Is Sephora Killing The Department Store Beauty Counter?

While mall staples and department stores continue to close their doors this year, one subset within the retail industry is enjoying higher sales and decent foot traffic: beauty products. But it’s not the traditional makeup counter inside your local department store that’s become a hot spot for customers, it’s the tech-heavy, try-before-you-buy beauty-specific stores like Sephora and Ulta. 

The New York Times reports that while prestige beauty sales in the United States rose 6% in the last year, that doesn’t mean every company selling cosmetics is doing well.

Sephora and Ulta — as well as a wealth of online beauty tutorials — have helped cut into the department store beauty market by luring away shoppers who now seem to be living by a more-is-more mantra: more technology, more brands, more options.

And that’s what stores like Sephora, which is owned by French conglomerate LVMH, offer with rows of brands and colorful palettes, not to mention the technology that allows customers to virtually try on everything from eyelashes to lipsticks.

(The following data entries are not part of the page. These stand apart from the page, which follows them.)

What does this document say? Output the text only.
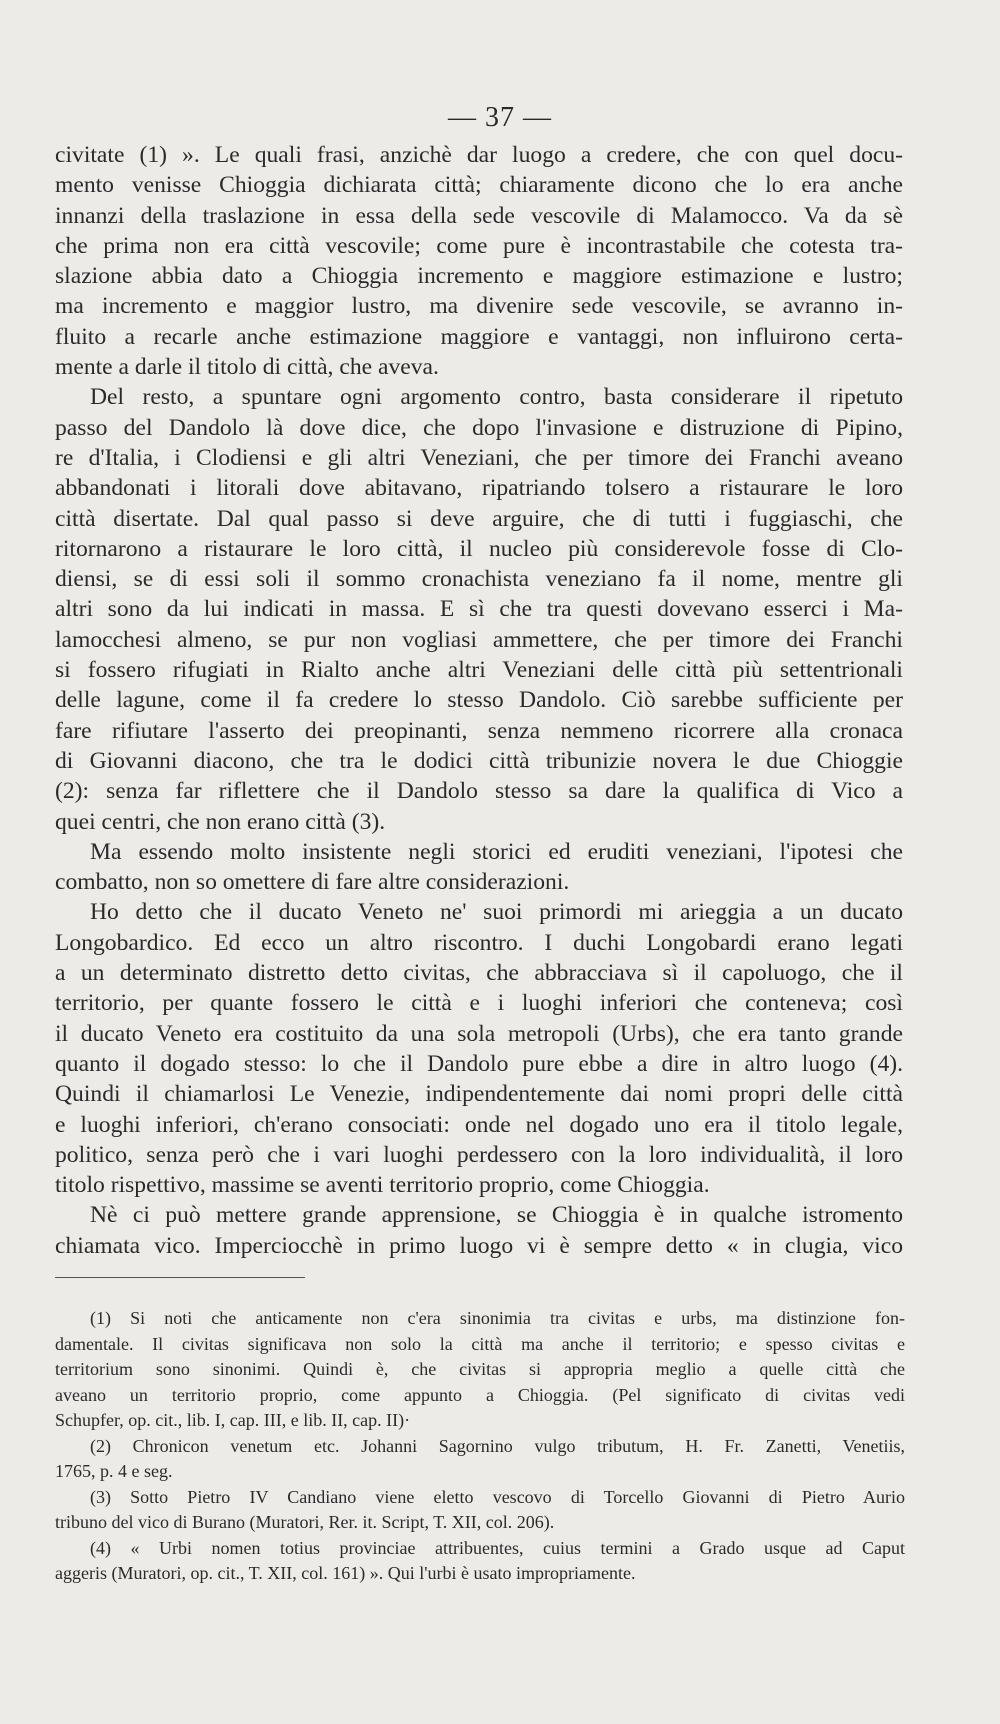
— 37 —
civitate (1) ». Le quali frasi, anzichè dar luogo a credere, che con quel docu-
mento venisse Chioggia dichiarata città; chiaramente dicono che lo era anche
innanzi della traslazione in essa della sede vescovile di Malamocco. Va da sè
che prima non era città vescovile; come pure è incontrastabile che cotesta tra-
slazione abbia dato a Chioggia incremento e maggiore estimazione e lustro;
ma incremento e maggior lustro, ma divenire sede vescovile, se avranno in-
fluito a recarle anche estimazione maggiore e vantaggi, non influirono certa-
mente a darle il titolo di città, che aveva.
Del resto, a spuntare ogni argomento contro, basta considerare il ripetuto
passo del Dandolo là dove dice, che dopo l'invasione e distruzione di Pipino,
re d'Italia, i Clodiensi e gli altri Veneziani, che per timore dei Franchi aveano
abbandonati i litorali dove abitavano, ripatriando tolsero a ristaurare le loro
città disertate. Dal qual passo si deve arguire, che di tutti i fuggiaschi, che
ritornarono a ristaurare le loro città, il nucleo più considerevole fosse di Clo-
diensi, se di essi soli il sommo cronachista veneziano fa il nome, mentre gli
altri sono da lui indicati in massa. E sì che tra questi dovevano esserci i Ma-
lamocchesi almeno, se pur non vogliasi ammettere, che per timore dei Franchi
si fossero rifugiati in Rialto anche altri Veneziani delle città più settentrionali
delle lagune, come il fa credere lo stesso Dandolo. Ciò sarebbe sufficiente per
fare rifiutare l'asserto dei preopinanti, senza nemmeno ricorrere alla cronaca
di Giovanni diacono, che tra le dodici città tribunizie novera le due Chioggie
(2): senza far riflettere che il Dandolo stesso sa dare la qualifica di Vico a
quei centri, che non erano città (3).
Ma essendo molto insistente negli storici ed eruditi veneziani, l'ipotesi che
combatto, non so omettere di fare altre considerazioni.
Ho detto che il ducato Veneto ne' suoi primordi mi arieggia a un ducato
Longobardico. Ed ecco un altro riscontro. I duchi Longobardi erano legati
a un determinato distretto detto civitas, che abbracciava sì il capoluogo, che il
territorio, per quante fossero le città e i luoghi inferiori che conteneva; così
il ducato Veneto era costituito da una sola metropoli (Urbs), che era tanto grande
quanto il dogado stesso: lo che il Dandolo pure ebbe a dire in altro luogo (4).
Quindi il chiamarlosi Le Venezie, indipendentemente dai nomi propri delle città
e luoghi inferiori, ch'erano consociati: onde nel dogado uno era il titolo legale,
politico, senza però che i vari luoghi perdessero con la loro individualità, il loro
titolo rispettivo, massime se aventi territorio proprio, come Chioggia.
Nè ci può mettere grande apprensione, se Chioggia è in qualche istromento
chiamata vico. Imperciocchè in primo luogo vi è sempre detto « in clugia, vico
(1) Si noti che anticamente non c'era sinonimia tra civitas e urbs, ma distinzione fon-
damentale. Il civitas significava non solo la città ma anche il territorio; e spesso civitas e
territorium sono sinonimi. Quindi è, che civitas si appropria meglio a quelle città che
aveano un territorio proprio, come appunto a Chioggia. (Pel significato di civitas vedi
Schupfer, op. cit., lib. I, cap. III, e lib. II, cap. II)·
(2) Chronicon venetum etc. Johanni Sagornino vulgo tributum, H. Fr. Zanetti, Venetiis,
1765, p. 4 e seg.
(3) Sotto Pietro IV Candiano viene eletto vescovo di Torcello Giovanni di Pietro Aurio
tribuno del vico di Burano (Muratori, Rer. it. Script, T. XII, col. 206).
(4) « Urbi nomen totius provinciae attribuentes, cuius termini a Grado usque ad Caput
aggeris (Muratori, op. cit., T. XII, col. 161) ». Qui l'urbi è usato impropriamente.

Analysts say new technology and the demise of brand loyalty has turned stores like Sephora into a makeup lover’s candy store.

“For the older consumer it can be confusing,” Karen Grant, the global beauty industry analyst at the NPD Group, tells the Times. “But for the younger consumer, it’s like, ‘Wheeeee! Look at that! Look at that!’ It’s all about play. And the more time you stay in the store or online, the more money you are likely to spend.”

It’s a shift that Sephora has enjoyed. The company operates more than 2,300 locations in 33 countries.

The company says it’s working to embrace customers changing expectations. With thousands of beauty tutorials appearing on sties like YouTube, there’s less need for makeup artists, but more space for product options.

Deborah Yeh, Sephora’s senior vice president for marketing and branding, tells the Times that the company is currently working to cut through the confusion created by so many voices in the beauty industry.

While Sephora’s closest competition is Ulta, which focuses on both high-end and drug store beauty products, as well as salon services, that doesn’t mean department store chains are giving up on their beauty offerings.

The Times reports that at Macy’s beauty sales people have begun shilling all brands not just one counter. Additionally, the company bought beauty boutique Bluemercury in 2015 and has begun incorporating those products at stores, while opening stand alone locations. 

Others are embracing the standalone beauty retailers. JCPenney, for instance, already operates dozens of store-within-a-store Sephora locations. Last month, the company announced it would expand that partnership adding more in-store locations, bringing the total Sephora presence in JCPenney stores to 650 locations.